Strict liability is the only possible solution to ridding out the stupid morons who put their vile behaviour ahead of their clubs interest.
People worry that it’s unfair to deduct points but there are many steps to go through before it gets that far. Start with warnings, then fines, then certain sections within the ground (as what happened to Celtic by UEFA following their Champions League Qualifier against Linfield last year) before a full stadium closure. Surely the fact that innocent fans are being prevented in going to games because a few mates have decided to throw a few coins or dish out racist abuse would lead to more people having the guts to self police on mass to help eradicate the problem? Then you wouldn’t need to go down the route of points deductions, unless people are that defiant and stupid enough to carry on misbehaving.
You could argue that UEFA could force the SFA and SPFL’s hand by insisting that strict liability is in place within all their member associations. UEFA have dished out punishments for a number of years with the likes of Inter Milan and Feyenoord playing in front of empty stadiums (bar club and UEFA officials), therefore the SFA and SPFL could start taking more action if they knew UEFA were on their case.
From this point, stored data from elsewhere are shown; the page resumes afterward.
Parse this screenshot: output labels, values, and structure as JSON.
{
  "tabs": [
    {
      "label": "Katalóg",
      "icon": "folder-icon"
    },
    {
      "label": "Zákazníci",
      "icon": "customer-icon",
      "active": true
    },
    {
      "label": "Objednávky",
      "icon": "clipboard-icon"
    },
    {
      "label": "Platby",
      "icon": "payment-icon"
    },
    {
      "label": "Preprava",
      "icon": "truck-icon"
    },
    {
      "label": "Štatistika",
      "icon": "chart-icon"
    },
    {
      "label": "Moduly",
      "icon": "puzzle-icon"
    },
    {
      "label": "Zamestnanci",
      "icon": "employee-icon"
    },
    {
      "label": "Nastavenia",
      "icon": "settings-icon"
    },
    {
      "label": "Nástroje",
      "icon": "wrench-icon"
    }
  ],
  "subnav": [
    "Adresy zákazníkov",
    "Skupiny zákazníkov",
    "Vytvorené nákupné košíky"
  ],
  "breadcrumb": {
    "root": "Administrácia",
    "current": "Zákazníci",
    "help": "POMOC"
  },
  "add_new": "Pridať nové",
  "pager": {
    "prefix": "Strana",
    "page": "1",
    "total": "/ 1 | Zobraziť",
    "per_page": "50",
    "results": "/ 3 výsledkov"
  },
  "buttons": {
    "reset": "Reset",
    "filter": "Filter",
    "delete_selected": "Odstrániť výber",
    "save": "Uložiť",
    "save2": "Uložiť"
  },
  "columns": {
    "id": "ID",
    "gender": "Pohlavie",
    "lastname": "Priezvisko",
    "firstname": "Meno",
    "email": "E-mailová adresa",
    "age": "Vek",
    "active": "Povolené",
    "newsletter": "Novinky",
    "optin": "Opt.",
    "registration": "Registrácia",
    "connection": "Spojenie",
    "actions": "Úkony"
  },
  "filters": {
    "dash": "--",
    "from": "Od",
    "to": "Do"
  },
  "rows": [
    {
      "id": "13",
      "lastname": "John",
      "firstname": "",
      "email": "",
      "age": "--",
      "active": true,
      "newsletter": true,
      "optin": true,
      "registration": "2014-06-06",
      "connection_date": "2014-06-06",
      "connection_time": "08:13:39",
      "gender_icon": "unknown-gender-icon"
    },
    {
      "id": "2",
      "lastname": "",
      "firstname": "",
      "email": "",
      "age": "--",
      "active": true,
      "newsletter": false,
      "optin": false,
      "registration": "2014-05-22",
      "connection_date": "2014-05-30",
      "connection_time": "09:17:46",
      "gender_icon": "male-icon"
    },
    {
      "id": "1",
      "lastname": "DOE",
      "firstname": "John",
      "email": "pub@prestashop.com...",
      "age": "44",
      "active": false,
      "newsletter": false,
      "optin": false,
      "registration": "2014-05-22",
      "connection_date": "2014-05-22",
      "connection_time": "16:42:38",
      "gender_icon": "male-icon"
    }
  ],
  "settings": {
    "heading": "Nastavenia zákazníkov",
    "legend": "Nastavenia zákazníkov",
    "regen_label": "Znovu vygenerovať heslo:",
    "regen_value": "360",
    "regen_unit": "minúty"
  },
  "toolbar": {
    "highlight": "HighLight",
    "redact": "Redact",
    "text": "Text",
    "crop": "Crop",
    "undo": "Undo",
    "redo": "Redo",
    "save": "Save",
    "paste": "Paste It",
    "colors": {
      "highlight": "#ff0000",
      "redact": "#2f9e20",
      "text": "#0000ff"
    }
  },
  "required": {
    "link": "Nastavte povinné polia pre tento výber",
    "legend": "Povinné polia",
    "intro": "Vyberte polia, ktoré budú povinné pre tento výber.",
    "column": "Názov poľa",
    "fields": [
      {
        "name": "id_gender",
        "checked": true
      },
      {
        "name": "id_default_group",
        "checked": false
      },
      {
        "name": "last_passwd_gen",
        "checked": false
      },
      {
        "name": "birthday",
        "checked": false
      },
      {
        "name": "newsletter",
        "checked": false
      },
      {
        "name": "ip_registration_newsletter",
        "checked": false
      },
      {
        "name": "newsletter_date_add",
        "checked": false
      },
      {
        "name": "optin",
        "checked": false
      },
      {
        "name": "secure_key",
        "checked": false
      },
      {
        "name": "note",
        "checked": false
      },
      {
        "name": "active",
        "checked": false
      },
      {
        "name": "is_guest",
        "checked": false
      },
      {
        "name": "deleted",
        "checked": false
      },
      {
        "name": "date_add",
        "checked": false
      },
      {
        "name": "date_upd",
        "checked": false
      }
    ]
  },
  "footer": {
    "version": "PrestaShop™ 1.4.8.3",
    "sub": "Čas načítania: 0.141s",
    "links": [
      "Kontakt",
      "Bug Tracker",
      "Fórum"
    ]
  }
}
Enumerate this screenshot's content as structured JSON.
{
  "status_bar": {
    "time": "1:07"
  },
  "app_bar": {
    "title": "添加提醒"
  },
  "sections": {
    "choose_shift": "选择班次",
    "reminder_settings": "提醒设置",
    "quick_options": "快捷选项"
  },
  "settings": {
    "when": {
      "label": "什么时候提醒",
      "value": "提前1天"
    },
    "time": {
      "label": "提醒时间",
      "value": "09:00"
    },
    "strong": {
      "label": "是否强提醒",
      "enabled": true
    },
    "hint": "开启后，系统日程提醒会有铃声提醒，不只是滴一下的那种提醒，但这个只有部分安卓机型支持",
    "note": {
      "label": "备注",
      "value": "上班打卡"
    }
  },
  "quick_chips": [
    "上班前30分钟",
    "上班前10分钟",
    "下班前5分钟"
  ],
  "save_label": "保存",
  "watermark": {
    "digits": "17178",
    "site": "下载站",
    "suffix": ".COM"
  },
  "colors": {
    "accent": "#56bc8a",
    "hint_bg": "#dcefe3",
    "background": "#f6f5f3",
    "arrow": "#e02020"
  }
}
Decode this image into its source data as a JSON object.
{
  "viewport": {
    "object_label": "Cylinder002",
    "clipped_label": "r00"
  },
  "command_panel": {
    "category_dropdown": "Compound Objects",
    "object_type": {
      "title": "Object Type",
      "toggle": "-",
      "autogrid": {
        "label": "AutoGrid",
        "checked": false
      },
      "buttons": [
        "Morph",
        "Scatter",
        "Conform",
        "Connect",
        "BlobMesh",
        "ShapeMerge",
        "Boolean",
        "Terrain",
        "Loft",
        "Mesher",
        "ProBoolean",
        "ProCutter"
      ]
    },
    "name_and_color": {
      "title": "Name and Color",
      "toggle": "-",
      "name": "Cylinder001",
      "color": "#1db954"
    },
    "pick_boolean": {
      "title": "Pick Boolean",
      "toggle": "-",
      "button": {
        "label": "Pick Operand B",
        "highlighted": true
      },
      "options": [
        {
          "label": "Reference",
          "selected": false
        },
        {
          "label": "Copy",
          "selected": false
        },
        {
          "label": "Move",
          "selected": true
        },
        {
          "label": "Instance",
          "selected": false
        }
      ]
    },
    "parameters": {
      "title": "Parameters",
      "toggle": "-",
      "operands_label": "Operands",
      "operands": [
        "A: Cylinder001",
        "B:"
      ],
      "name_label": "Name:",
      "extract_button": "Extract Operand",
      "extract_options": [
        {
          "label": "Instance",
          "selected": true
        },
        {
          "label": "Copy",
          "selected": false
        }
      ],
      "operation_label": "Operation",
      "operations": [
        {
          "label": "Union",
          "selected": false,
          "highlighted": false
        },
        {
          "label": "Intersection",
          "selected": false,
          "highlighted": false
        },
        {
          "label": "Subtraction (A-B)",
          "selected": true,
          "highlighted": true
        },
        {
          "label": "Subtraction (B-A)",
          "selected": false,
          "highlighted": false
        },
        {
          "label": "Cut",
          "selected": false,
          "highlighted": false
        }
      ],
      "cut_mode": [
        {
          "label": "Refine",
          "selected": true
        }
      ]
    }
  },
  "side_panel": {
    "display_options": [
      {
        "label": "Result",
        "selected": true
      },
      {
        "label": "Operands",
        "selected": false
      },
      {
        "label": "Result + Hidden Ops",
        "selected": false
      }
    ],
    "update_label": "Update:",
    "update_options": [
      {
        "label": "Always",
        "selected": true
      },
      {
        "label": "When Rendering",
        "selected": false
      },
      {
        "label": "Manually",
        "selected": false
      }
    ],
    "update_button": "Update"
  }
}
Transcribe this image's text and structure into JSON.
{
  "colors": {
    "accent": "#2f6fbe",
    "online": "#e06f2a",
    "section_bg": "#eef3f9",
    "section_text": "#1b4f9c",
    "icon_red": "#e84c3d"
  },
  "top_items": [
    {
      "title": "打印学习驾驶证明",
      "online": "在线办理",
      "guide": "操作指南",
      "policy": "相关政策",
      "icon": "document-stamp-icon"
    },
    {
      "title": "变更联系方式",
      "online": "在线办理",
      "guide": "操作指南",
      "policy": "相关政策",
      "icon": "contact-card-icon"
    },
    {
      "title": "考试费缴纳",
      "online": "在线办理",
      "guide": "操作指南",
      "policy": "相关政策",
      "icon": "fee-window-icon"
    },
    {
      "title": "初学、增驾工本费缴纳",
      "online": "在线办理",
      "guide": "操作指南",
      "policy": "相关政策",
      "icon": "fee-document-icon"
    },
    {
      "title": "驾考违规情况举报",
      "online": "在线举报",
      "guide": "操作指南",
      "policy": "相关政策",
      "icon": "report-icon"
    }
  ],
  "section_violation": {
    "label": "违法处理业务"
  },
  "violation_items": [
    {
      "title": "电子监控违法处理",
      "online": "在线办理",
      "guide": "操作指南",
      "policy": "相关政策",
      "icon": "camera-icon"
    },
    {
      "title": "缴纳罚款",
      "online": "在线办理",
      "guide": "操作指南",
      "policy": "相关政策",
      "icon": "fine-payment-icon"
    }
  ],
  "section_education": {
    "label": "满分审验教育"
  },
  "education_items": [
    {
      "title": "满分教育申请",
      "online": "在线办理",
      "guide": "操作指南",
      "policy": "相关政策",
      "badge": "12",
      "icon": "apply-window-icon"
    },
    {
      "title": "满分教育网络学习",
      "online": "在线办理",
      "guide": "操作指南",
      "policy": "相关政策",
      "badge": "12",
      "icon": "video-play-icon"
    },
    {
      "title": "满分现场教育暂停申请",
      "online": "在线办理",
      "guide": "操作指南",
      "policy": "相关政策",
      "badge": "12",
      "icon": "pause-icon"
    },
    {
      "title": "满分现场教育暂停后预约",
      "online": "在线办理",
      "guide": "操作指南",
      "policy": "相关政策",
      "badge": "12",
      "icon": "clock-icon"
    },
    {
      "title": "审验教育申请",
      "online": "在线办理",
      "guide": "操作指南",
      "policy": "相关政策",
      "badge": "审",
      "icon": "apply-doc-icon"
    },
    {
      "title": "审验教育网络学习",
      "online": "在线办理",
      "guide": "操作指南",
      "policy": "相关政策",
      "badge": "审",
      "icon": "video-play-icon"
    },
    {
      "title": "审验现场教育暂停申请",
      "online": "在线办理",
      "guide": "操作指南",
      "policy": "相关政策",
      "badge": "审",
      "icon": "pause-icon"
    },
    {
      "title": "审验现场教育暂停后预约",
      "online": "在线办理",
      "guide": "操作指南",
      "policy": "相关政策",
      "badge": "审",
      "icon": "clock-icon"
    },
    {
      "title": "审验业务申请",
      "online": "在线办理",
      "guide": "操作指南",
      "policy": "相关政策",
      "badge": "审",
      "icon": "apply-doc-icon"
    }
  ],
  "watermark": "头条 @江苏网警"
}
It is also argued that the Scottish Government should do more to root out the idiots from our grounds. However, Government intervention is frowned upon by FIFA, who banned Nigeria from International competition for two years back in 2010 for this reason. Plus the Offensive Behaviour Football Act was scrapped after much criticism of the legislation, so perhaps it’s best that this Government keeps its nose out regarding the relevant punishments football should be dishing out.
What the Government could do better is work with the Police and the football bodies to ensure that the culprits are identified and punished accordingly. Whether that’s providing more funding into better security resources within football grounds, or stricter punishments so that the culprits will learn adequately from their actions, they could help without over interfering with the running of our game.
One thing all of this proves is that the alcohol ban within the grounds, other than hospitality suites, is not in a position to be lifted. Whilst it’s not proven that the actions of these idiots is directly linked to alcohol, it does prove that Scottish Football fans cannot yet be trusted whilst these incidents are ongoing. Football fans will argue that they are singled out for criticism, and that might be true up to a point. Unfortunately, whilst people are throwing missiles and dishing out derogatory abuse from the stands, there is little appetite for a 39 year legislation to be abolished.
The SFA, SPFL and their member clubs all need to step up now and come down hard on those who are carrying out these awful acts and shaming their clubs. If it means punishing the clubs and majority of the fans by closing sections of the grounds then so be it, because what’s in place now blatantly is not working.
Worryingly, it’s going to take a player or official to be seriously injured for our bodies to act appropriately unless clubs take off the self preservation hats and consider strict liability.